At the end of last year, as a new year gift from office, we had each been given a book to read! There were two choices infact, between 'Team of Teams' and 'Black Box Thinking'. I chose the latter, because it sounded interesting and had something to do with developing a growth mindset.

Happy to report, I completed reading it :) It did take me a while, I agree... still, better late than never!

Black Box Thinking is written by Matthew Syed and talks about the importance of having a different approach to failure and re-imagining the concept of failures. The book talks about the healthcare sector in the beginning and the various slip-up's that plague it, in terms of the unreported failures of doctors or nurses, and how those failures, are not really followed up thoroughly as they should be, and used as a learning to get better.

It is followed up by analyzing the aviation sector and how every mistake and every crash has been thoroughly investigated to make improvements in the industry, by using the feedback mechanism of the black box (which is in fact quite orange in color!). Surely, that was not always the case, but over time, the aviation industry has improved by leaps and bounds, so much so, that it has become one of the safest ways to travel. The power of marginal gains.

The book also goes on to talk about some areas where a novice or an experienced person, does not add any value by either's involvement in the system, like for example psychotherapists, due to the lack of follow-up and long lead times, making it a poor example of a system that takes in feedback to make improvements and changes to get better and more refined outcomes.

The later chapters delve into the criminal justice system on wrongful convictions, and the scared-straight program, on cognitive dissonance issues, and blame-games. It introduces the method of RCT (Randomized Control Trials) to test a hypothesis, to be certain our conclusions on an approach to a problem is really working or not, and make changes without feeling frustrated due to failures. It talks about the pit-falls due to narrative fallacy's, intellectual contortions, and many other such errors of judgment which impedes learning, and therefore prone to stagnate the system, than improve it.

The book talks about complex systems, with its multitude of variables and their interactions, which makes it difficult to analyze and predict system behavior, and therefore advocates a fail-fast approach, in which, an evolutionary approach to problem-solving is taken up.
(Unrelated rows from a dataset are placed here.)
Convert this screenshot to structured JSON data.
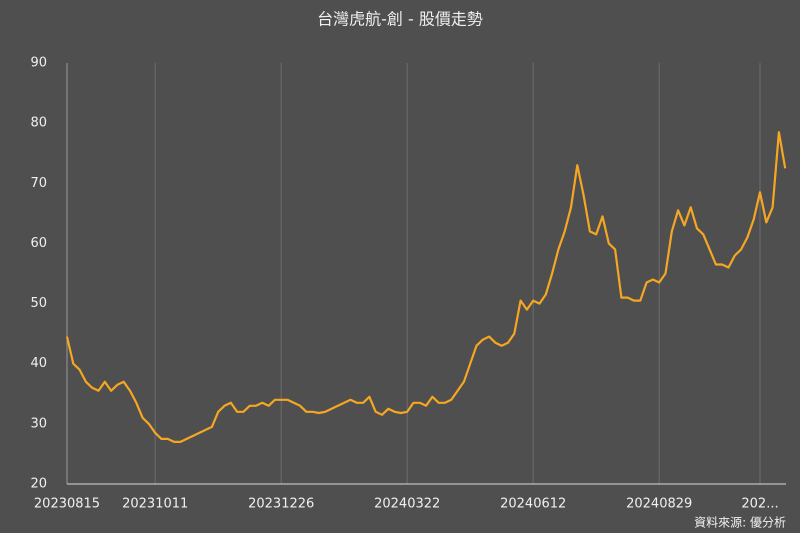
{
  "chart_data": {
    "type": "line",
    "title": "台灣虎航-創 - 股價走勢",
    "source": "資料來源: 優分析",
    "categories": [
      "20230815",
      null,
      null,
      null,
      null,
      null,
      null,
      null,
      null,
      null,
      null,
      null,
      null,
      null,
      "20231011",
      null,
      null,
      null,
      null,
      null,
      null,
      null,
      null,
      null,
      null,
      null,
      null,
      null,
      null,
      null,
      null,
      null,
      null,
      null,
      "20231226",
      null,
      null,
      null,
      null,
      null,
      null,
      null,
      null,
      null,
      null,
      null,
      null,
      null,
      null,
      null,
      null,
      null,
      null,
      null,
      "20240322",
      null,
      null,
      null,
      null,
      null,
      null,
      null,
      null,
      null,
      null,
      null,
      null,
      null,
      null,
      null,
      null,
      null,
      null,
      null,
      "20240612",
      null,
      null,
      null,
      null,
      null,
      null,
      null,
      null,
      null,
      null,
      null,
      null,
      null,
      null,
      null,
      null,
      null,
      null,
      null,
      "20240829",
      null,
      null,
      null,
      null,
      null,
      null,
      null,
      null,
      null,
      null,
      null,
      null,
      null,
      null,
      null,
      "202...",
      null,
      null,
      null,
      null
    ],
    "series": [
      {
        "name": "股價",
        "color": "#f5a623",
        "values": [
          44.5,
          40,
          39,
          37,
          36,
          35.5,
          37,
          35.5,
          36.5,
          37,
          35.5,
          33.5,
          31,
          30,
          28.5,
          27.5,
          27.5,
          27,
          27,
          27.5,
          28,
          28.5,
          29,
          29.5,
          32,
          33,
          33.5,
          32,
          32,
          33,
          33,
          33.5,
          33,
          34,
          34,
          34,
          33.5,
          33,
          32,
          32,
          31.8,
          32,
          32.5,
          33,
          33.5,
          34,
          33.5,
          33.5,
          34.5,
          32,
          31.5,
          32.5,
          32,
          31.8,
          32,
          33.5,
          33.5,
          33,
          34.5,
          33.5,
          33.5,
          34,
          35.5,
          37,
          40,
          43,
          44,
          44.5,
          43.5,
          43,
          43.5,
          45,
          50.5,
          49,
          50.5,
          50,
          51.5,
          55,
          59,
          62,
          66,
          73,
          68,
          62,
          61.5,
          64.5,
          60,
          59,
          51,
          51,
          50.5,
          50.5,
          53.5,
          54,
          53.5,
          55,
          62,
          65.5,
          63,
          66,
          62.5,
          61.5,
          59,
          56.5,
          56.5,
          56,
          58,
          59,
          61,
          64,
          68.5,
          63.5,
          66,
          78.5,
          72.5
        ]
      }
    ],
    "ylim": [
      20,
      90
    ],
    "yticks": [
      20,
      30,
      40,
      50,
      60,
      70,
      80,
      90
    ],
    "grid": true
  }
}
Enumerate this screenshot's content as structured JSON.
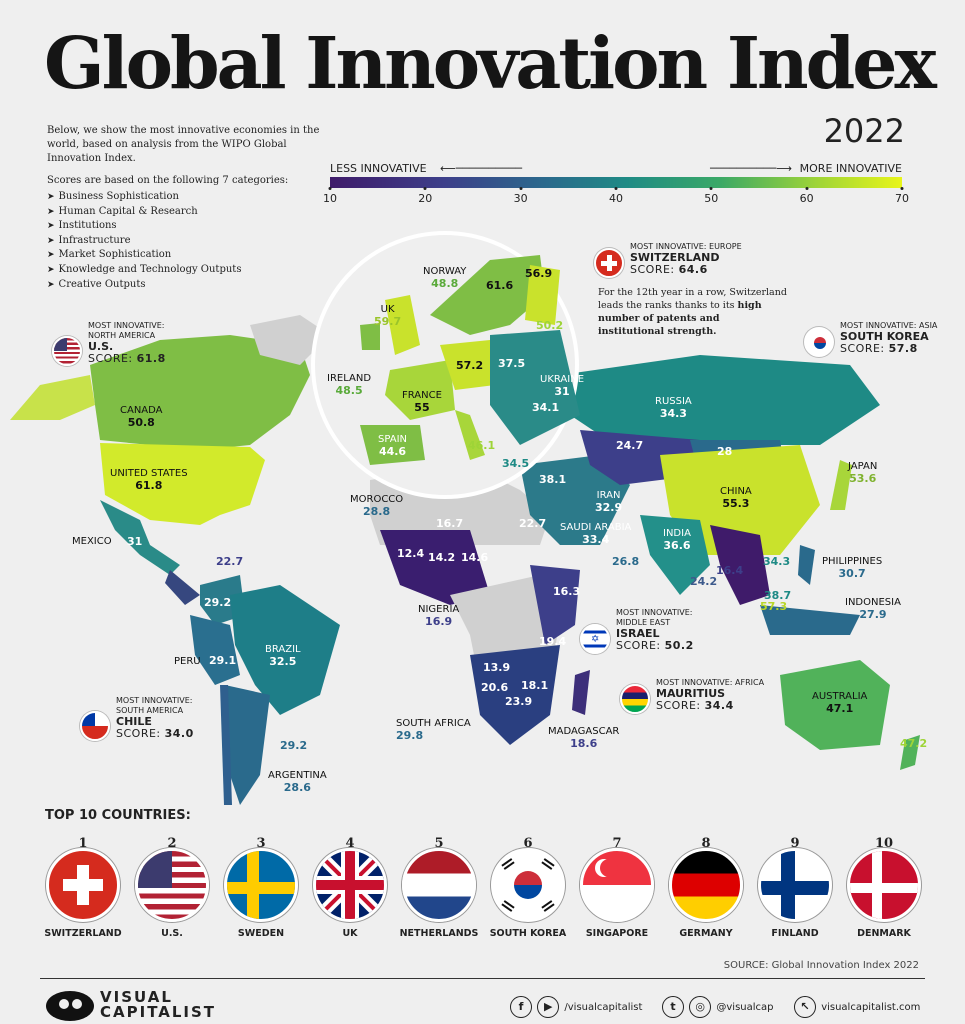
{
  "header": {
    "title": "Global Innovation Index",
    "year": "2022"
  },
  "intro": {
    "text": "Below, we show the most innovative economies in the world, based on analysis from the WIPO Global Innovation Index.",
    "categories_intro": "Scores are based on the following 7 categories:",
    "categories": [
      "Business Sophistication",
      "Human Capital & Research",
      "Institutions",
      "Infrastructure",
      "Market Sophistication",
      "Knowledge and Technology Outputs",
      "Creative Outputs"
    ]
  },
  "legend": {
    "left_label": "LESS INNOVATIVE",
    "right_label": "MORE INNOVATIVE",
    "ticks": [
      "10",
      "20",
      "30",
      "40",
      "50",
      "60",
      "70"
    ],
    "range": [
      10,
      70
    ],
    "colors": [
      "#3f1b6a",
      "#3d3f8a",
      "#2a6a8c",
      "#1f8b85",
      "#3aa867",
      "#9ed437",
      "#e8f51a"
    ]
  },
  "regions": [
    {
      "name": "CANADA",
      "score": "50.8"
    },
    {
      "name": "UNITED STATES",
      "score": "61.8"
    },
    {
      "name": "MEXICO",
      "score": "31"
    },
    {
      "name": "",
      "score": "22.7"
    },
    {
      "name": "",
      "score": "29.2"
    },
    {
      "name": "BRAZIL",
      "score": "32.5"
    },
    {
      "name": "PERU",
      "score": "29.1"
    },
    {
      "name": "",
      "score": "29.2"
    },
    {
      "name": "ARGENTINA",
      "score": "28.6"
    },
    {
      "name": "NORWAY",
      "score": "48.8"
    },
    {
      "name": "UK",
      "score": "59.7"
    },
    {
      "name": "IRELAND",
      "score": "48.5"
    },
    {
      "name": "FRANCE",
      "score": "55"
    },
    {
      "name": "SPAIN",
      "score": "44.6"
    },
    {
      "name": "",
      "score": "61.6"
    },
    {
      "name": "",
      "score": "56.9"
    },
    {
      "name": "",
      "score": "50.2"
    },
    {
      "name": "",
      "score": "57.2"
    },
    {
      "name": "",
      "score": "37.5"
    },
    {
      "name": "UKRAINE",
      "score": "31"
    },
    {
      "name": "",
      "score": "34.1"
    },
    {
      "name": "",
      "score": "46.1"
    },
    {
      "name": "",
      "score": "34.5"
    },
    {
      "name": "RUSSIA",
      "score": "34.3"
    },
    {
      "name": "",
      "score": "24.7"
    },
    {
      "name": "",
      "score": "28"
    },
    {
      "name": "CHINA",
      "score": "55.3"
    },
    {
      "name": "JAPAN",
      "score": "53.6"
    },
    {
      "name": "",
      "score": "38.1"
    },
    {
      "name": "IRAN",
      "score": "32.9"
    },
    {
      "name": "SAUDI ARABIA",
      "score": "33.4"
    },
    {
      "name": "",
      "score": "26.8"
    },
    {
      "name": "INDIA",
      "score": "36.6"
    },
    {
      "name": "",
      "score": "24.2"
    },
    {
      "name": "",
      "score": "16.4"
    },
    {
      "name": "",
      "score": "34.3"
    },
    {
      "name": "PHILIPPINES",
      "score": "30.7"
    },
    {
      "name": "",
      "score": "38.7"
    },
    {
      "name": "",
      "score": "57.3"
    },
    {
      "name": "INDONESIA",
      "score": "27.9"
    },
    {
      "name": "AUSTRALIA",
      "score": "47.1"
    },
    {
      "name": "",
      "score": "47.2"
    },
    {
      "name": "MOROCCO",
      "score": "28.8"
    },
    {
      "name": "",
      "score": "16.7"
    },
    {
      "name": "",
      "score": "22.7"
    },
    {
      "name": "",
      "score": "12.4"
    },
    {
      "name": "",
      "score": "14.2"
    },
    {
      "name": "",
      "score": "14.6"
    },
    {
      "name": "NIGERIA",
      "score": "16.9"
    },
    {
      "name": "",
      "score": "16.3"
    },
    {
      "name": "",
      "score": "19.4"
    },
    {
      "name": "",
      "score": "13.9"
    },
    {
      "name": "",
      "score": "20.6"
    },
    {
      "name": "",
      "score": "18.1"
    },
    {
      "name": "",
      "score": "23.9"
    },
    {
      "name": "SOUTH AFRICA",
      "score": "29.8"
    },
    {
      "name": "MADAGASCAR",
      "score": "18.6"
    }
  ],
  "callouts": {
    "europe": {
      "kicker": "MOST INNOVATIVE: EUROPE",
      "country": "SWITZERLAND",
      "score_label": "SCORE:",
      "score": "64.6"
    },
    "swiss_note": {
      "pre": "For the 12th year in a row, Switzerland leads the ranks thanks to its ",
      "bold": "high number of patents and institutional strength.",
      "post": ""
    },
    "north_america": {
      "kicker1": "MOST INNOVATIVE:",
      "kicker2": "NORTH AMERICA",
      "country": "U.S.",
      "score_label": "SCORE:",
      "score": "61.8"
    },
    "asia": {
      "kicker": "MOST INNOVATIVE: ASIA",
      "country": "SOUTH KOREA",
      "score_label": "SCORE:",
      "score": "57.8"
    },
    "middle_east": {
      "kicker1": "MOST INNOVATIVE:",
      "kicker2": "MIDDLE EAST",
      "country": "ISRAEL",
      "score_label": "SCORE:",
      "score": "50.2"
    },
    "africa": {
      "kicker": "MOST INNOVATIVE: AFRICA",
      "country": "MAURITIUS",
      "score_label": "SCORE:",
      "score": "34.4"
    },
    "south_america": {
      "kicker1": "MOST INNOVATIVE:",
      "kicker2": "SOUTH AMERICA",
      "country": "CHILE",
      "score_label": "SCORE:",
      "score": "34.0"
    }
  },
  "top10": {
    "title": "TOP 10 COUNTRIES:",
    "items": [
      {
        "rank": "1",
        "name": "SWITZERLAND"
      },
      {
        "rank": "2",
        "name": "U.S."
      },
      {
        "rank": "3",
        "name": "SWEDEN"
      },
      {
        "rank": "4",
        "name": "UK"
      },
      {
        "rank": "5",
        "name": "NETHERLANDS"
      },
      {
        "rank": "6",
        "name": "SOUTH KOREA"
      },
      {
        "rank": "7",
        "name": "SINGAPORE"
      },
      {
        "rank": "8",
        "name": "GERMANY"
      },
      {
        "rank": "9",
        "name": "FINLAND"
      },
      {
        "rank": "10",
        "name": "DENMARK"
      }
    ]
  },
  "footer": {
    "source": "SOURCE: Global Innovation Index 2022",
    "brand_line1": "VISUAL",
    "brand_line2": "CAPITALIST",
    "social1": "/visualcapitalist",
    "social2": "@visualcap",
    "website": "visualcapitalist.com"
  }
}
This is an incremental change, test, develop, approach through experimentation rather than a grand design. The Nozzle Paradox is introduced and so is the Dyson design approach.
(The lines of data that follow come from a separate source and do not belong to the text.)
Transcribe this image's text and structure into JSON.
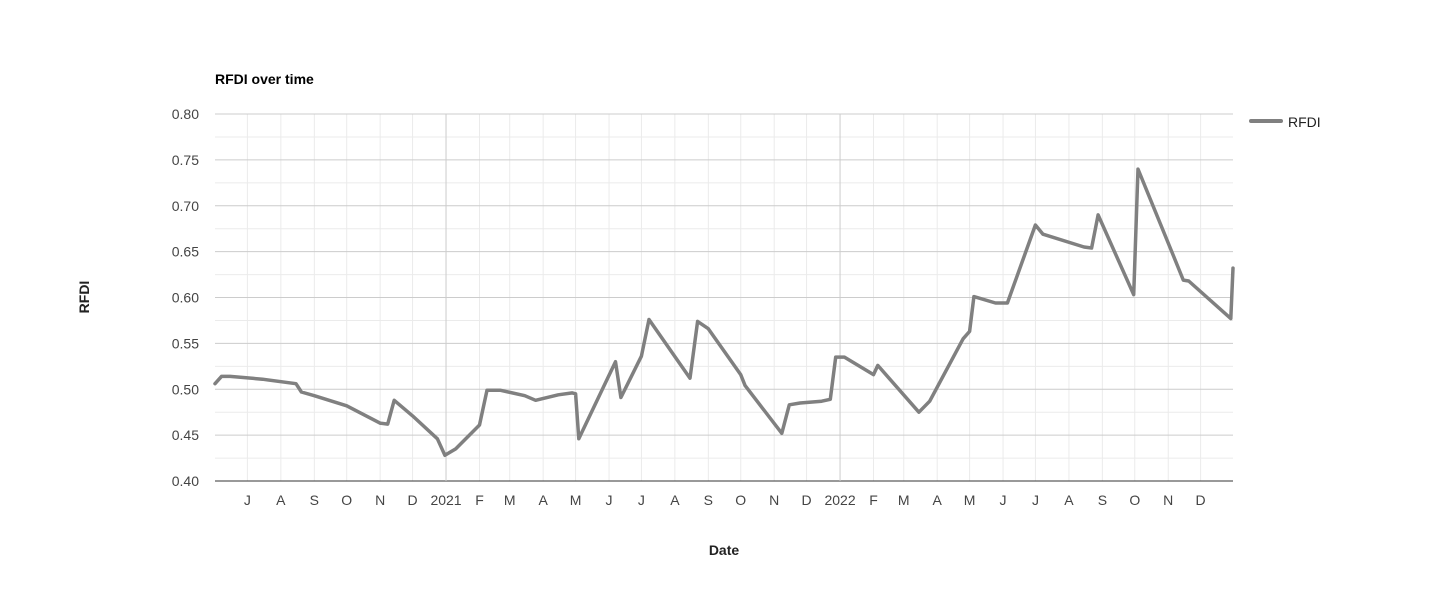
{
  "chart_data": {
    "type": "line",
    "title": "RFDI over time",
    "xlabel": "Date",
    "ylabel": "RFDI",
    "ylim": [
      0.4,
      0.8
    ],
    "yticks": [
      "0.80",
      "0.75",
      "0.70",
      "0.65",
      "0.60",
      "0.55",
      "0.50",
      "0.45",
      "0.40"
    ],
    "xlim": [
      "2020-06-01",
      "2022-12-31"
    ],
    "xticks": [
      {
        "date": "2020-07-01",
        "label": "J"
      },
      {
        "date": "2020-08-01",
        "label": "A"
      },
      {
        "date": "2020-09-01",
        "label": "S"
      },
      {
        "date": "2020-10-01",
        "label": "O"
      },
      {
        "date": "2020-11-01",
        "label": "N"
      },
      {
        "date": "2020-12-01",
        "label": "D"
      },
      {
        "date": "2021-01-01",
        "label": "2021"
      },
      {
        "date": "2021-02-01",
        "label": "F"
      },
      {
        "date": "2021-03-01",
        "label": "M"
      },
      {
        "date": "2021-04-01",
        "label": "A"
      },
      {
        "date": "2021-05-01",
        "label": "M"
      },
      {
        "date": "2021-06-01",
        "label": "J"
      },
      {
        "date": "2021-07-01",
        "label": "J"
      },
      {
        "date": "2021-08-01",
        "label": "A"
      },
      {
        "date": "2021-09-01",
        "label": "S"
      },
      {
        "date": "2021-10-01",
        "label": "O"
      },
      {
        "date": "2021-11-01",
        "label": "N"
      },
      {
        "date": "2021-12-01",
        "label": "D"
      },
      {
        "date": "2022-01-01",
        "label": "2022"
      },
      {
        "date": "2022-02-01",
        "label": "F"
      },
      {
        "date": "2022-03-01",
        "label": "M"
      },
      {
        "date": "2022-04-01",
        "label": "A"
      },
      {
        "date": "2022-05-01",
        "label": "M"
      },
      {
        "date": "2022-06-01",
        "label": "J"
      },
      {
        "date": "2022-07-01",
        "label": "J"
      },
      {
        "date": "2022-08-01",
        "label": "A"
      },
      {
        "date": "2022-09-01",
        "label": "S"
      },
      {
        "date": "2022-10-01",
        "label": "O"
      },
      {
        "date": "2022-11-01",
        "label": "N"
      },
      {
        "date": "2022-12-01",
        "label": "D"
      }
    ],
    "grid": true,
    "legend": "top-right",
    "series": [
      {
        "name": "RFDI",
        "color": "#808080",
        "points": [
          [
            "2020-06-01",
            0.506
          ],
          [
            "2020-06-07",
            0.514
          ],
          [
            "2020-06-15",
            0.514
          ],
          [
            "2020-07-15",
            0.511
          ],
          [
            "2020-08-15",
            0.506
          ],
          [
            "2020-08-20",
            0.497
          ],
          [
            "2020-09-01",
            0.493
          ],
          [
            "2020-10-01",
            0.482
          ],
          [
            "2020-11-01",
            0.463
          ],
          [
            "2020-11-08",
            0.462
          ],
          [
            "2020-11-14",
            0.488
          ],
          [
            "2020-12-01",
            0.471
          ],
          [
            "2020-12-24",
            0.446
          ],
          [
            "2020-12-31",
            0.428
          ],
          [
            "2021-01-10",
            0.435
          ],
          [
            "2021-02-01",
            0.461
          ],
          [
            "2021-02-08",
            0.499
          ],
          [
            "2021-02-20",
            0.499
          ],
          [
            "2021-03-15",
            0.493
          ],
          [
            "2021-03-25",
            0.488
          ],
          [
            "2021-04-15",
            0.494
          ],
          [
            "2021-04-28",
            0.496
          ],
          [
            "2021-05-01",
            0.495
          ],
          [
            "2021-05-04",
            0.446
          ],
          [
            "2021-06-07",
            0.53
          ],
          [
            "2021-06-12",
            0.491
          ],
          [
            "2021-07-01",
            0.536
          ],
          [
            "2021-07-08",
            0.576
          ],
          [
            "2021-08-15",
            0.512
          ],
          [
            "2021-08-22",
            0.574
          ],
          [
            "2021-09-01",
            0.566
          ],
          [
            "2021-10-01",
            0.516
          ],
          [
            "2021-10-05",
            0.504
          ],
          [
            "2021-11-08",
            0.452
          ],
          [
            "2021-11-15",
            0.483
          ],
          [
            "2021-11-25",
            0.485
          ],
          [
            "2021-12-15",
            0.487
          ],
          [
            "2021-12-23",
            0.489
          ],
          [
            "2021-12-28",
            0.535
          ],
          [
            "2022-01-05",
            0.535
          ],
          [
            "2022-02-01",
            0.516
          ],
          [
            "2022-02-05",
            0.526
          ],
          [
            "2022-03-15",
            0.475
          ],
          [
            "2022-03-25",
            0.487
          ],
          [
            "2022-04-25",
            0.555
          ],
          [
            "2022-05-01",
            0.563
          ],
          [
            "2022-05-05",
            0.601
          ],
          [
            "2022-05-25",
            0.594
          ],
          [
            "2022-06-05",
            0.594
          ],
          [
            "2022-07-01",
            0.679
          ],
          [
            "2022-07-08",
            0.669
          ],
          [
            "2022-08-15",
            0.655
          ],
          [
            "2022-08-22",
            0.654
          ],
          [
            "2022-08-28",
            0.69
          ],
          [
            "2022-09-30",
            0.603
          ],
          [
            "2022-10-04",
            0.74
          ],
          [
            "2022-11-05",
            0.648
          ],
          [
            "2022-11-15",
            0.619
          ],
          [
            "2022-11-20",
            0.618
          ],
          [
            "2022-12-29",
            0.577
          ],
          [
            "2022-12-31",
            0.632
          ]
        ]
      }
    ]
  }
}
It does not concede that designs are not useful, only that the way to make change faster and learn from failures, far outweighs the achievements we can get by grand designs. In that sense, it advocates to accept the failures in a learning method in a bottom-up approach with a failure-averse approach in a top-down approach and marrying the two in a unified measure. What it really then says, is not to underestimate the power of feedback-driven designs. It gives many examples of Dyson and NetFlix and other such companies, and I can think of even Sony when they started off, having this approach.
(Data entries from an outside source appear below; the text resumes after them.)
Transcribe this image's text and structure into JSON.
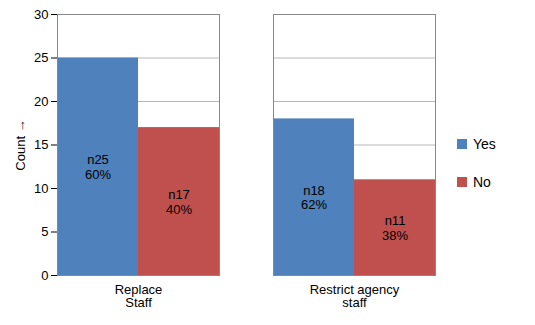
{
  "chart_data": {
    "type": "bar",
    "categories": [
      "Replace Staff",
      "Restrict agency staff"
    ],
    "series": [
      {
        "name": "Yes",
        "color": "#4f81bd",
        "values": [
          25,
          18
        ],
        "value_labels": [
          "n25\n60%",
          "n18\n62%"
        ]
      },
      {
        "name": "No",
        "color": "#c0504d",
        "values": [
          17,
          11
        ],
        "value_labels": [
          "n17\n40%",
          "n11\n38%"
        ]
      }
    ],
    "y_label": "Count",
    "ylim": [
      0,
      30
    ],
    "yticks": [
      0,
      5,
      10,
      15,
      20,
      25,
      30
    ],
    "grid": true,
    "legend": "right",
    "data_labels": true
  }
}
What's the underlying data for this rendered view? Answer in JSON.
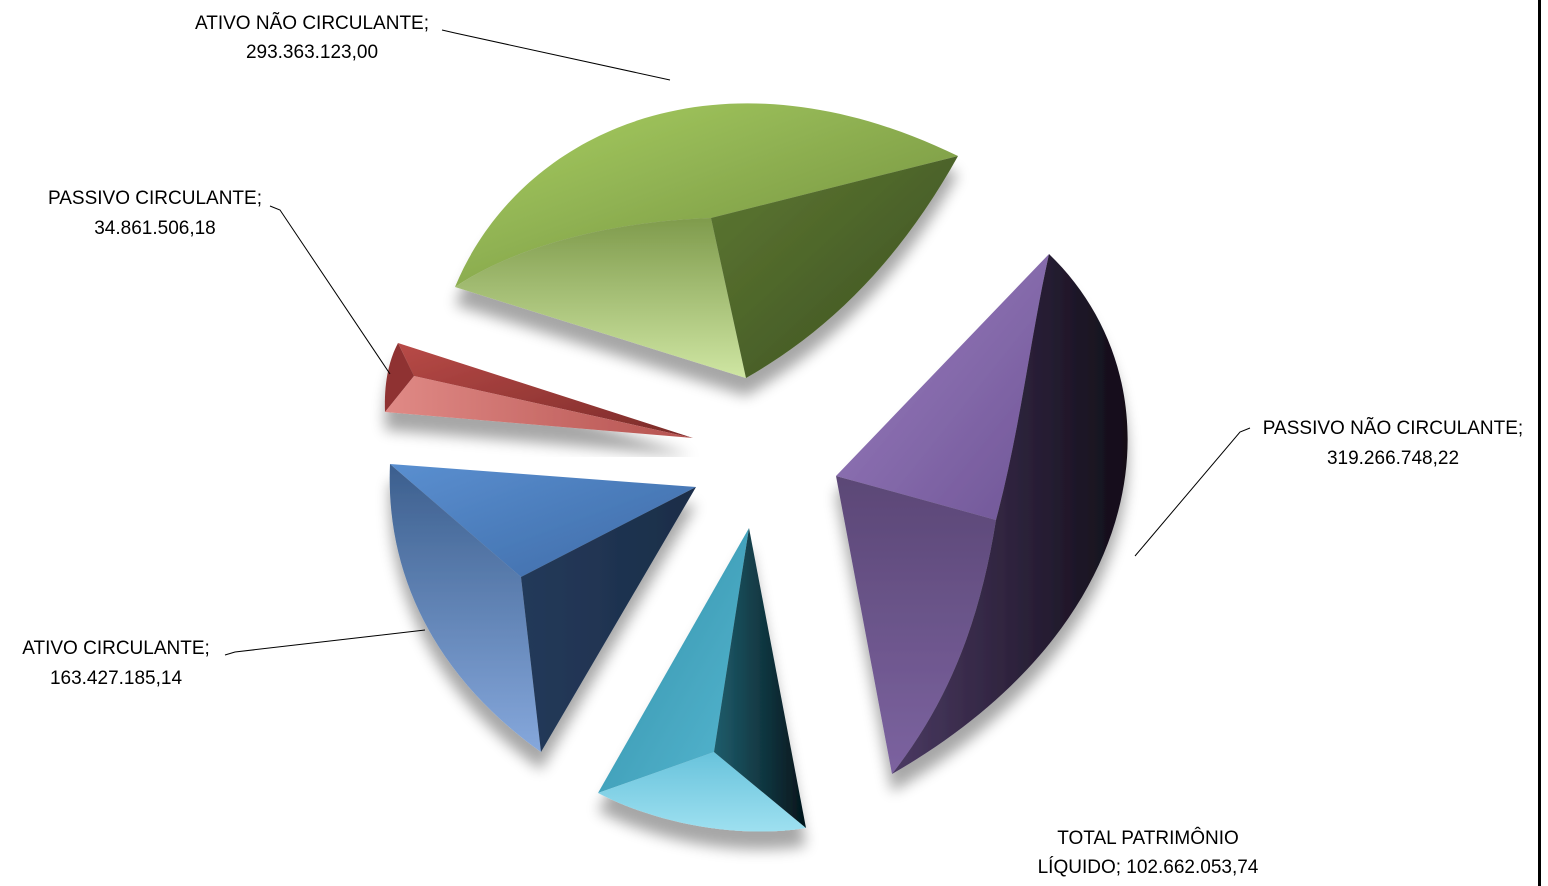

Surely we would think 'break-through innovation' might not happen in this way, but it does, through failures again and being resilient to see the changes through till the goal is met. Infact, it goes on to say that you need not worry that you might be going up the wrong way, because those who follow the approach will know it sooner than those who don't!

Overall, it introduces and advocates concepts such as marginal gains, fail-fast, RCT's, pre-mortem's, which can be introduced in organizations and many industries, to make improvements and drive innovation. I found it a good read and there are many concepts to explore further!